The CR link is 404. (And the paper is written in Microsoft Word. Ick.)
Partition | Longest Text | Vocabulary Size |
---|---|---|
Train | 55 | 1,864,603 |
Dev | 49 | 20,432 |
Test | 56 | 41,724 |
Set the sequence length to 60. Maybe increase the vocabulary size to 40,000.
Longest Text | Vocabulary Size |
---|---|
2,649 | 2,242,761 |
To call this done I need
for my best run of
on the following data sets
Plus the best accuracy I can find in the literature (probably just from the Yoon Kim paper) for each of these data sets.

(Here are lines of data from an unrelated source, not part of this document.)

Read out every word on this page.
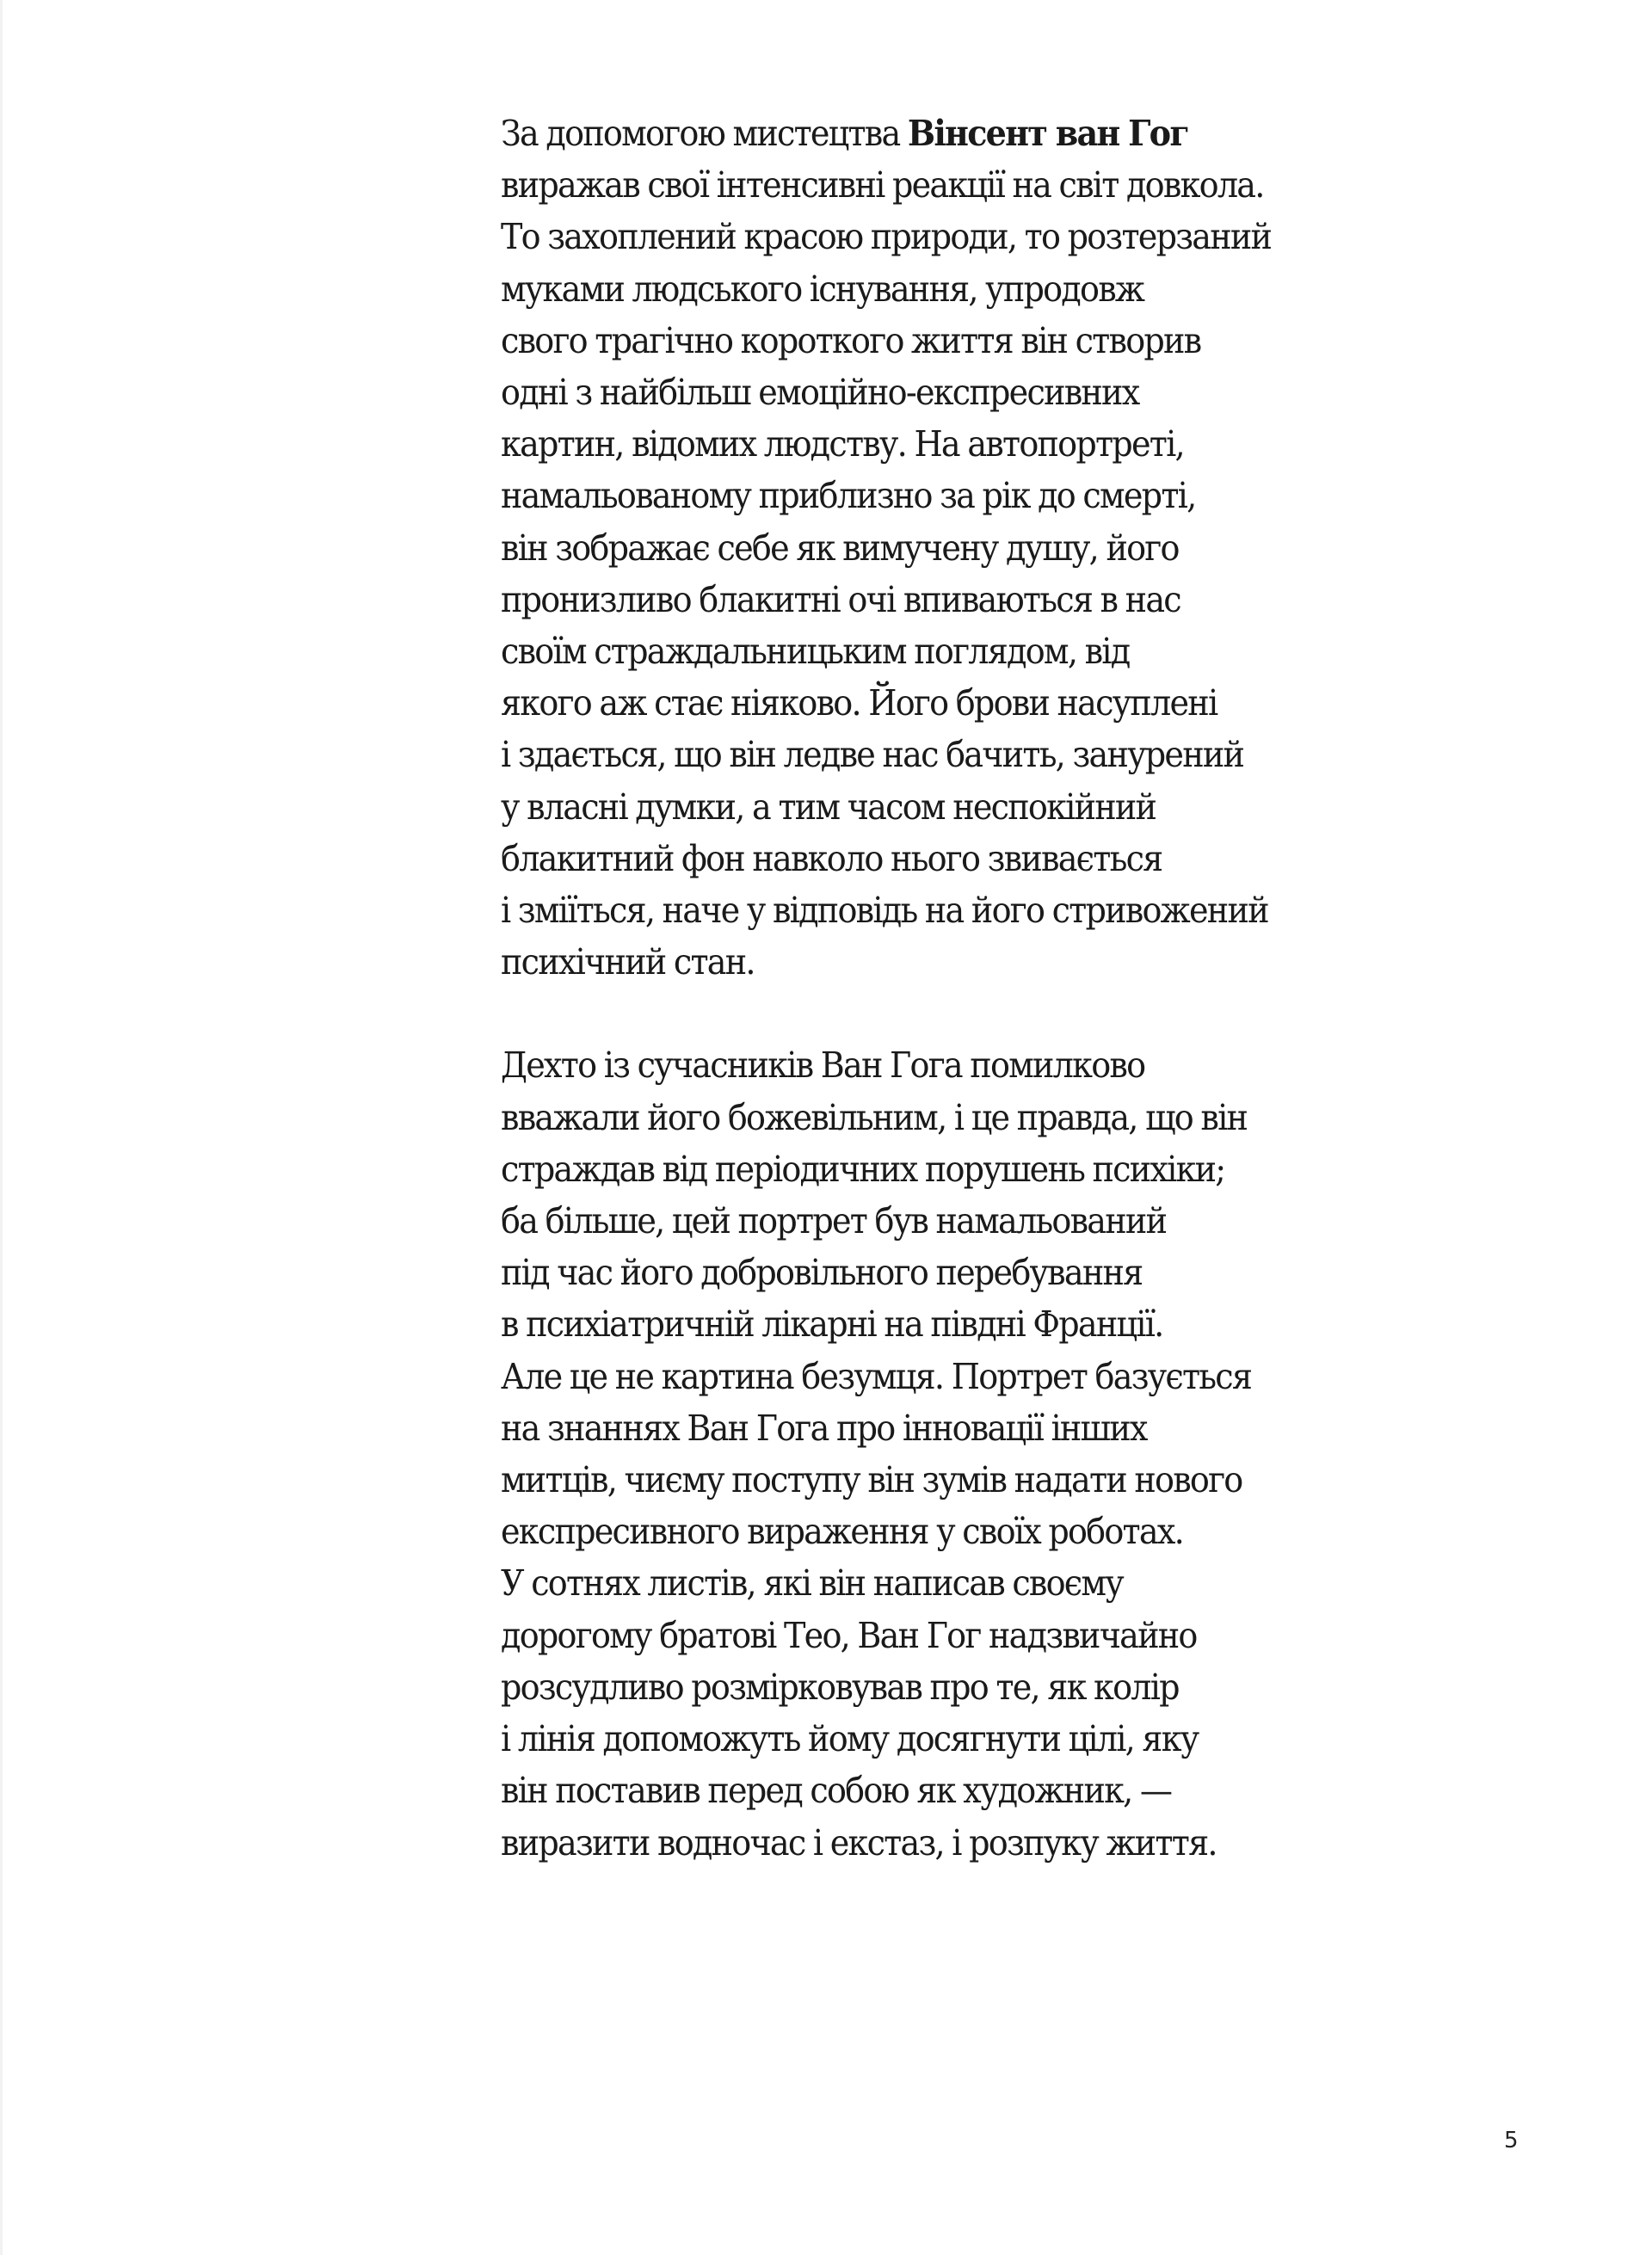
За допомогою мистецтва Вінсент ван Гог
виражав свої інтенсивні реакції на світ довкола.
То захоплений красою природи, то розтерзаний
муками людського існування, упродовж
свого трагічно короткого життя він створив
одні з найбільш емоційно-експресивних
картин, відомих людству. На автопортреті,
намальованому приблизно за рік до смерті,
він зображає себе як вимучену душу, його
пронизливо блакитні очі впиваються в нас
своїм страждальницьким поглядом, від
якого аж стає ніяково. Його брови насуплені
і здається, що він ледве нас бачить, занурений
у власні думки, а тим часом неспокійний
блакитний фон навколо нього звивається
і зміїться, наче у відповідь на його стривожений
психічний стан.

Дехто із сучасників Ван Гога помилково
вважали його божевільним, і це правда, що він
страждав від періодичних порушень психіки;
ба більше, цей портрет був намальований
під час його добровільного перебування
в психіатричній лікарні на півдні Франції.
Але це не картина безумця. Портрет базується
на знаннях Ван Гога про інновації інших
митців, чиєму поступу він зумів надати нового
експресивного вираження у своїх роботах.
У сотнях листів, які він написав своєму
дорогому братові Тео, Ван Гог надзвичайно
розсудливо розмірковував про те, як колір
і лінія допоможуть йому досягнути цілі, яку
він поставив перед собою як художник, —
виразити водночас і екстаз, і розпуку життя.

5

Model | Data Set | Training Time | Loss | Accuracy |
---|---|---|---|---|
Conv | SST Fine | 52:04 | 1.55702 | 49.412 |
RNN | SST Fine | 1d 12:35:07 | 2.13949 | 51.200 |
BOW | SST Fine | < 20 min | 1.60353 | 22.965 |
Paragraph-Vec | SST Fine | 48.7 | ||
Conv | SST Coarse | 27:47 | 0.27419 | 92.796 |
RNN | SST Coarse | 17:51:46 | 0.58275 | 92.567 |
BOW | SST Coarse | < 20 min | 0.48611 | 76.730 |
CNN-multichannel | SST Coarse | 88.1 | ||
Conv | SUBJ | 0.16319 | 93.600 | |
RNN | SUBJ | 0.15511 | 94.200 | |
BOW | SUBJ | < 20 min | 0.31200 | 88.200 |
F-Dropout | SUBJ | 93.6 |
Parameter grid directions to explore:
Training runs with both train and dev data sets.
Use this code to reproduce published results for RNNs for text classification. Put the results and references in the README.
Nothing exhaustive, just reproduce something to show that it's working.